Tabela: Pontos de Conflito Entre a Anthropic e o Pentágono
| Recurso/Política | Padrão de IA Constitucional da Anthropic | Requisito "Irrestrito" do Pentágono |
|---|---|---|
| Proteções de Segurança | Recusas codificadas para consultas letais/prejudiciais | Remoção de todos os mecanismos de recusa para dados de missão |
| Alinhamento do Modelo | Alinhado a valores humanos amplos e segurança | Alinhado estritamente aos objetivos da missão e cadeia de comando |
| Ambiente de Implantação | Sandbox controlado com monitoramento | Capacidade isolada (air-gapped), mas funcionalmente autônoma |
| Postura de Responsabilidade | O desenvolvedor retém a responsabilidade pela segurança da saída | O governo assume a responsabilidade; exige capacidade bruta |
O resultado deste impasse provavelmente servirá como um divisor de águas para toda a indústria de IA. Concorrentes como OpenAI e Google DeepMind estão observando de perto. Se o Pentágono forçar com sucesso a Anthropic a capitular ou a punir severamente pela recusa, isso estabelece um precedente de que a "Segurança Nacional" se sobrepõe aos compromissos privados de segurança.
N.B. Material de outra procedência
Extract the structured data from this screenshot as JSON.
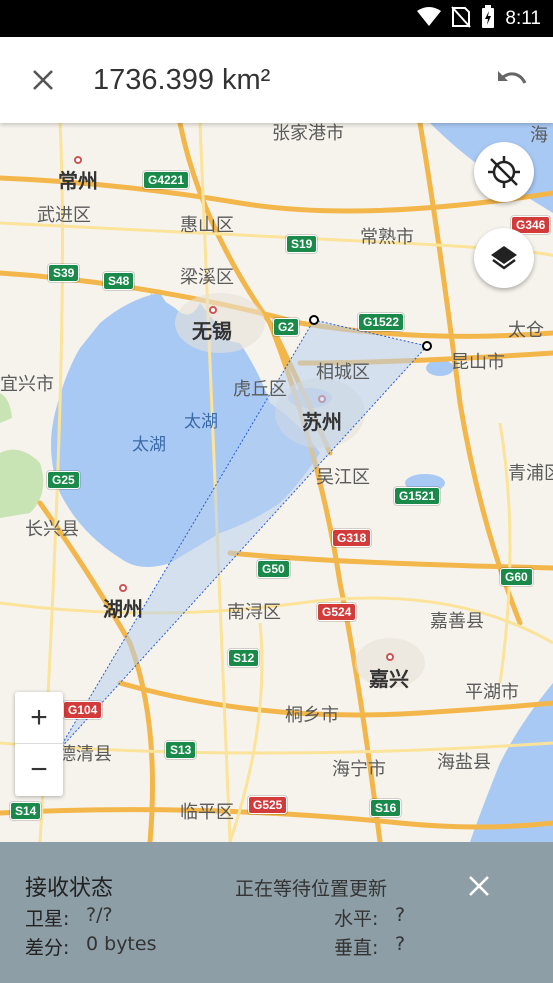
{
  "status_bar": {
    "time": "8:11"
  },
  "app_bar": {
    "title": "1736.399 km²"
  },
  "map": {
    "labels": {
      "changzhou": "常州",
      "wujin": "武进区",
      "huishan": "惠山区",
      "liangxi": "梁溪区",
      "wuxi": "无锡",
      "zhangjiagang": "张家港市",
      "changshu": "常熟市",
      "xiangcheng": "相城区",
      "huqiu": "虎丘区",
      "suzhou": "苏州",
      "taihu_1": "太湖",
      "taihu_2": "太湖",
      "yixing": "宜兴市",
      "wujiang": "吴江区",
      "kunshan": "昆山市",
      "taicang": "太仓",
      "qingpu": "青浦区",
      "changxing": "长兴县",
      "huzhou": "湖州",
      "nanxun": "南浔区",
      "jiashan": "嘉善县",
      "jiaxing": "嘉兴",
      "pinghu": "平湖市",
      "tongxiang": "桐乡市",
      "deqing": "德清县",
      "haining": "海宁市",
      "haiyan": "海盐县",
      "linping": "临平区",
      "hai": "海"
    },
    "shields": {
      "g4221": "G4221",
      "s19": "S19",
      "s39": "S39",
      "s48": "S48",
      "g2": "G2",
      "g1522": "G1522",
      "g346": "G346",
      "g25": "G25",
      "g1521": "G1521",
      "g318": "G318",
      "g50": "G50",
      "g524": "G524",
      "s12": "S12",
      "g60": "G60",
      "g104": "G104",
      "s13": "S13",
      "g525": "G525",
      "s16": "S16",
      "s14": "S14"
    },
    "zoom_in": "+",
    "zoom_out": "−",
    "colors": {
      "water": "#a9c9f5",
      "polygon_fill": "#b8d0ee",
      "polygon_stroke": "#2a5bd7"
    }
  },
  "panel": {
    "title": "接收状态",
    "status": "正在等待位置更新",
    "satellites_label": "卫星:",
    "satellites_value": "?/?",
    "diff_label": "差分:",
    "diff_value": "0 bytes",
    "horizontal_label": "水平:",
    "horizontal_value": "?",
    "vertical_label": "垂直:",
    "vertical_value": "?"
  }
}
Por outro lado, se a Anthropic mantiver sua posição e sobreviver às consequências políticas, isso solidificará o papel dos laboratórios privados como os árbitros finais da segurança da IA, independentemente das demandas estatais. Isso levanta questões complexas sobre soberania e o controle de tecnologias de uso duplo. Em 2026, a IA tornou-se tão crítica quanto a física nuclear foi no século XX; no entanto, ao contrário do Projeto Manhattan, o desenvolvimento permanece amplamente em mãos privadas.
Analistas do setor sugerem que, se o rótulo de "risco na cadeia de suprimentos" for aplicado, a Anthropic poderá ser forçada a se voltar inteiramente para o setor comercial, potencialmente retardando sua velocidade de pesquisa devido à perda de financiamento governamental lucrativo. Alternativamente, isso poderia desencadear uma batalha judicial chegando à Suprema Corte em relação ao poder do governo de obrigar o discurso (geração de código) de entidades privadas.
À medida que o prazo de sexta-feira se aproxima, o silêncio reina na sede da Anthropic em San Francisco. A recusa está na mesa, e a bola agora está com o Pentágono.
Para os leitores da Creati.ai, este evento ressalta o atrito entre os ideais teóricos da segurança da IA e as realidades brutais da competição geopolítica. Se o Claude continuará sendo um assistente "Útil, Honesto e Inofensivo (Helpful, Honest, and Harmless)" ou se tornará uma ferramenta armada do Estado, provavelmente será decidido nos próximos dias. A decisão tomada em 27 de fevereiro de 2026 não afetará apenas o lucro de uma única empresa, mas definirá os limites éticos da implantação militar de IA para a próxima década.